There have been huge advances in technologies we use for data capture, processing and sharing. We started out capturing data primarily using Lidar or 3D laser scanning, which still forms part of our process, but the big advances are around photogrammetry and aerial image acquisition using drones.
We use a great programme called Reality Capture, by Capturing Reality, which allows us to bring together the Lidar and photogrammetric data.
The Lidar data we capture can be accurate to one datapoint every 2mm, but photographic texture resolution can be sub-1mm for even finer detail.
When it comes to processing the data, advanced software allows us to combine scanning, terrestrial and aerial photogrammetry to create highly accurate photo-realistic 3D models. We are now working to bring photo-realistic models into the VR environment, making it possible to transport people to disparate sites around the world simply using a headset and a computer.
How do you securely store the huge models you create?
We have great partnerships with other firms to help us take care of our data, for example Seagate helps with data processing, while the archive lives in an underground bunker in Pennsylvania, run with our partner Iron Mountain, so if anything happens to the online copies, or the data we keep active in our office, we have a very secure offline backup.
Bagan in Myanmar
Do architects, builders or city planners ever utilise the models?
Sydney Opera House brought the model into their BIM environment to help better understand the structure and manage what is a very modern and active building.
We have done a lot of work over the years with Historic Environment Scotland, which has done some remarkable things, using our recordings of the UNESCO historic centre of Edinburgh as part of city planning and other analysis.
Are there any sites you want to record but are unable to because it is too dangerous?
There are a number of site in the Middle East we would love to help on, it’s just a matter of finding a way to do it safely.
Our in-house staff complete most field projects but, in Syria, we worked with local partners on the ground and trained Syrian cultural heritage professionals in neighbouring Lebanon to do the capturing work.
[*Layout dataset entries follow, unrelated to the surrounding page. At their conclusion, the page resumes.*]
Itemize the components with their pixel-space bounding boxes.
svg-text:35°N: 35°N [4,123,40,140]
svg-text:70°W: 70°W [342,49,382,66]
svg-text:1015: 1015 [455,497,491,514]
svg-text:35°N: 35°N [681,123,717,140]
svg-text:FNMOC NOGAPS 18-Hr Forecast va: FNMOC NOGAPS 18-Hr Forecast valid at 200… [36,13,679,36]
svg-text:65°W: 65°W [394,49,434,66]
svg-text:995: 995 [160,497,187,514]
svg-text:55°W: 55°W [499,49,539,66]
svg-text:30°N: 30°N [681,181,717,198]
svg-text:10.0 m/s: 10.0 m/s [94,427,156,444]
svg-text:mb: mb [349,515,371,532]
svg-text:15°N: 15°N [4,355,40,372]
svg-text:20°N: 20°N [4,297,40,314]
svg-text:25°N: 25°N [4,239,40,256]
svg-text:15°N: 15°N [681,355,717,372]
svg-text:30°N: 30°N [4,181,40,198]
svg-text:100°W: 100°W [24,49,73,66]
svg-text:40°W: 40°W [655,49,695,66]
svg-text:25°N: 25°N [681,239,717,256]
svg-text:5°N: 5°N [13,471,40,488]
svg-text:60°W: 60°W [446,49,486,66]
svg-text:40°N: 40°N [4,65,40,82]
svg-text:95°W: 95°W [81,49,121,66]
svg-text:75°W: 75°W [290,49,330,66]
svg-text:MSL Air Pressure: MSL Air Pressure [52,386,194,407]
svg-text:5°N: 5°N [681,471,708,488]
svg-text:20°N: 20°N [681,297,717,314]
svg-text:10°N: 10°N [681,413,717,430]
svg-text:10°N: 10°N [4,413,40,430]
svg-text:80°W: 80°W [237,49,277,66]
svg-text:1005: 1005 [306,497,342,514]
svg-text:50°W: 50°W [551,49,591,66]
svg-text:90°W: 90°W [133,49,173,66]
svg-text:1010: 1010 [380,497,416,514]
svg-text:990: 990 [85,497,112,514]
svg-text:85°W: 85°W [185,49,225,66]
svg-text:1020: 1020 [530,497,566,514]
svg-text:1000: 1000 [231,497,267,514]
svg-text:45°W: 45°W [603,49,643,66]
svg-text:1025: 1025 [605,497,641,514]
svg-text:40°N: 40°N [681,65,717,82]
What has been remarkable is they continue to want to do this work because of the importance of these places.
You were unable to document the al-Nuri Mosque in Mosul before it was destroyed by Isis in June, was that disappointing?
Yes, so many significant sites in that region have been affected, including in the ancient city of Hatra, in Iraq, and parts of the ancient Assyrian cities of Upper Mesopotamia, located on the outskirts of Mosul. It has been really tragic to see.
Are wars or natural phenomena the biggest causes of destruction of heritage sites?
The human aggression stories have grabbed headlines, but we have worked on a number of projects this year facing threats due to climate change, or natural disasters. With the major hurricanes in the US and the earthquake in Mexico City in just the last few weeks, you hear about catastrophic weather events more and more and they are damaging the historic fabric of cities.
Earlier this year we worked with the National Parks Service at Mesa Verde National Park in Colorado, USA, where the hotter, dryer climate has made fire damage a real issue, completely changing the natural environment and putting a number of archaeological sites at risk.
The park is home to ancient Puebloan architecture – mud brick and mortar structures built into the cliffside around 700 years ago. When fire comes through it removes vegetation and exposes sites on the Mesa top to increased erosion and major potential collapses.
What’s next for the project?
The public release of some of our models in VR is particularly exciting. When CyArk started out we weren’t quite sure what our data might be used for in future, with VR we are starting to realise the potential to really connect people to these places and share the wonder and experience of cultural heritage – that’s a pretty powerful thing.